なんとかチャンスを見つけて警察に連絡を入れたい。少し距離を取って後ろを歩きながら、私はその方法を考えた。
携帯電話があれば楽なんだけど、残念ながら私はまだ持たせてもらっていなかった。最近は共働きの家庭も多く、小学生でも携帯を持っている子は多い。うちはその辺、少し固いのかもしれない。
手配犯の尾行など、自分でも無謀なことをしていると思う。それでもこのチャンスを逃したくはなかった。
繰り返し弱い高齢者を狙って襲うという卑劣な行為がどうしても許せない。
犯行の全てが明らかになったわけではないけれど、既にかなりの金額を荒稼ぎしているはずだ。普段は温厚なお父さんでさえ、この犯人に対しては怒りをあらわにしていた。
男は駅の近くまで来ると、立ち止まって携帯電話をかけ始めた。
今が通報のチャンスだ。私はあたりを見回してみた。警官は見つからない。
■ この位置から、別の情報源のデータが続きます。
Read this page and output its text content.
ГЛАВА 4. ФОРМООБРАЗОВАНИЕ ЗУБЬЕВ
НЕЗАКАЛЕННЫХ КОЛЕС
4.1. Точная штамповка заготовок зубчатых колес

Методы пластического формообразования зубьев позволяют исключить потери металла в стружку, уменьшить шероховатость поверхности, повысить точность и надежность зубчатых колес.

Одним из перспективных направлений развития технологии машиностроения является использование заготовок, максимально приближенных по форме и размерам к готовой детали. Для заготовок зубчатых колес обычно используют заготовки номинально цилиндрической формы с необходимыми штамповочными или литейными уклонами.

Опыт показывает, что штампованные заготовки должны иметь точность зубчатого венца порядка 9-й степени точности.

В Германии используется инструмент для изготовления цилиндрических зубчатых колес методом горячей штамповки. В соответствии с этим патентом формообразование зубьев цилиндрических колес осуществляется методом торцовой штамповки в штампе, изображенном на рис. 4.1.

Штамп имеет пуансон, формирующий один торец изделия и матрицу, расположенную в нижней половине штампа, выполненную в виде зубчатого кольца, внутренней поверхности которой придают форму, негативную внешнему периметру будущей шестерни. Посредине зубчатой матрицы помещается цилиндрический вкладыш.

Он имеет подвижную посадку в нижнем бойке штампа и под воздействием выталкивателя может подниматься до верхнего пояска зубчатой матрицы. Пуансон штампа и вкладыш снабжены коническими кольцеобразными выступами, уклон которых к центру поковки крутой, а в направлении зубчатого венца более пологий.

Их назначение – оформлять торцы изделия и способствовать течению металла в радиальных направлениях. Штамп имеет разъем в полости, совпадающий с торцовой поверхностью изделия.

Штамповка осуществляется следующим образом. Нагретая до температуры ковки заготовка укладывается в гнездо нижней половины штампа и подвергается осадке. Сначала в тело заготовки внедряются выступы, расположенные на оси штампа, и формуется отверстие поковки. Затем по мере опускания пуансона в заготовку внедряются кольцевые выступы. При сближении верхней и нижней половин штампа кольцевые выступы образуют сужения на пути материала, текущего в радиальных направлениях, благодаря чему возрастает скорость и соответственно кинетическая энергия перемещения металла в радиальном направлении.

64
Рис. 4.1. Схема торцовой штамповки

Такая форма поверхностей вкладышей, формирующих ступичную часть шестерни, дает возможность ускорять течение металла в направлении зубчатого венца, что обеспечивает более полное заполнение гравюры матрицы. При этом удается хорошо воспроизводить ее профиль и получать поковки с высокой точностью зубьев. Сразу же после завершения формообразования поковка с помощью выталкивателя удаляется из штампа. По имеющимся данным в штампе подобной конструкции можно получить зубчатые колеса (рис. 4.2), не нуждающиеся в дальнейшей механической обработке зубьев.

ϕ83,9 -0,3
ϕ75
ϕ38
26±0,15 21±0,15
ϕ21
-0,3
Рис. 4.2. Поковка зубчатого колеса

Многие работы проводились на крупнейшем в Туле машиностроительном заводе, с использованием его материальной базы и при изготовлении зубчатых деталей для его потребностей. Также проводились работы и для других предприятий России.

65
携帯電話が普及したため、公衆電話もめったに見かけない。
すぐ目の前の映画館には、宣伝用モニターで流している映画の予告編を食い入るように見ている半ズボンの男の子がいた。
彼が見入っているのは、現在公開中の戦隊ヒーローの劇場版のようだ。
見たところ年齢的には私と同じくらいのようだけど、この年になってもああいうものに夢中になれるんだから、男子って本当に子供だと思う。
私は彼に近づいていくと「ちょっといいかしら・・・。」と声をかけた。